Open Innovation at Customer Workshops

In addition to the use cases that are possible in SAP S/4HANA and those that can be delivered using conversational AI, there are others that can be achieved through open innovation. This involves holding workshops with customers to build new solutions. The aim is to draw on inspiration from industry projects, recognize internal company problems, and potential for improvement, and to then use these insights to come up with new scenarios.

“SAP helps companies identify and implement these scenarios, which are not currently available in any other solution but that would add a lot of value,” emphasizes Lars Friedrich, innovation manager for the Intelligent Enterprise at SAP, who serves customers alongside Fay.

Quick Wins, Medium- and Long-Term Goals

Through this service, an innovation road map is created, with the goal to help make lasting improvements to the user experience, provide automation on scale, and cut costs.

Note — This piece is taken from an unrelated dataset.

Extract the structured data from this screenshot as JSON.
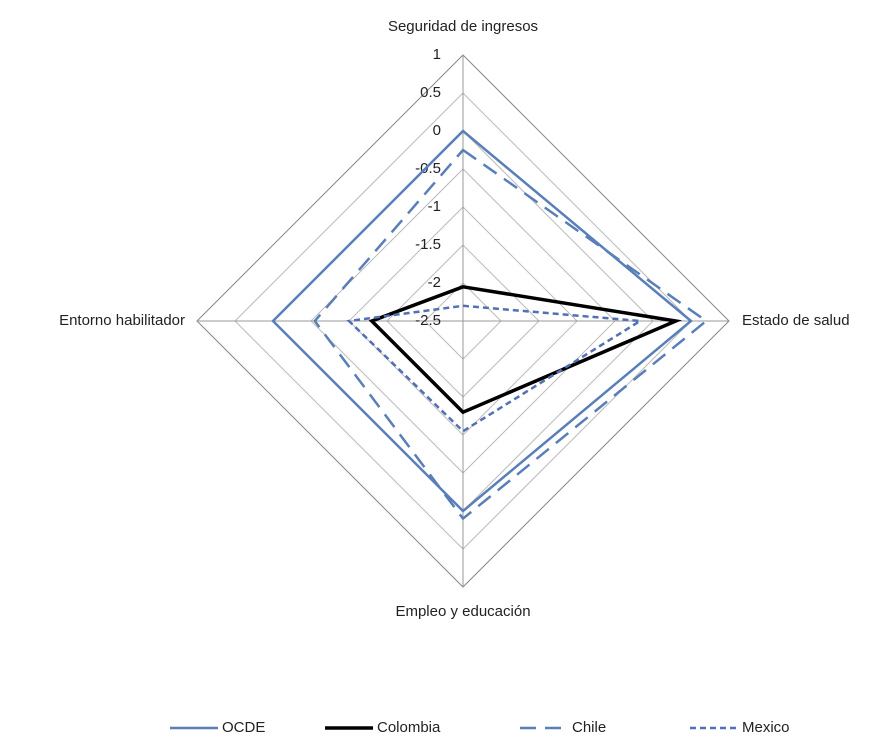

  • Quick win: “Our experience with customers so far shows that it is possible to make many process improvements within the first 12 months,” says Fay in relation to quick wins that do not directly involve SAP S/4HANA. Examples of quick wins include functionalities for demand-driven replenishment and SAP Cash Application.
  • Medium-term goals: Some of the goals related to SAP S/4HANA can begin adding value within the first two years, while others might require more time. Predicting delivery dates and machine failure — predictive maintenance — as well as detecting product defects using machine learning are examples of what is achievable in the medium term.
  • Open innovation: Functionalities that must be built from scratch fall into the open innovation category.

During a workshop with a customer, consultants identified 28 ideas, 13 of which could be embedded in SAP S/4HANA scenarios while nine were intelligent applications that would extend current processes. Six were identified as transformational or open innovation ideas.

“To come to grips with all these new ideas,” according to Fay, SAP offers innovation management. Usually, this sees consultants take a structured look at the customer’s innovation needs, apply relevant approaches, assets, and technologies, and involve a network of experts to implement the projects on the innovation road map.

Develop Working Prototypes

It typically takes one to three weeks to create a customer-specific road map, and then the real work begins.

“We can build prototypes in the Mode-2 Garage in Switzerland and at other SAP locations, such as at SAP Digital Studio in Ratingen, Germany, or at a customer’s offices using the innovation factory approach,” says Friedrich.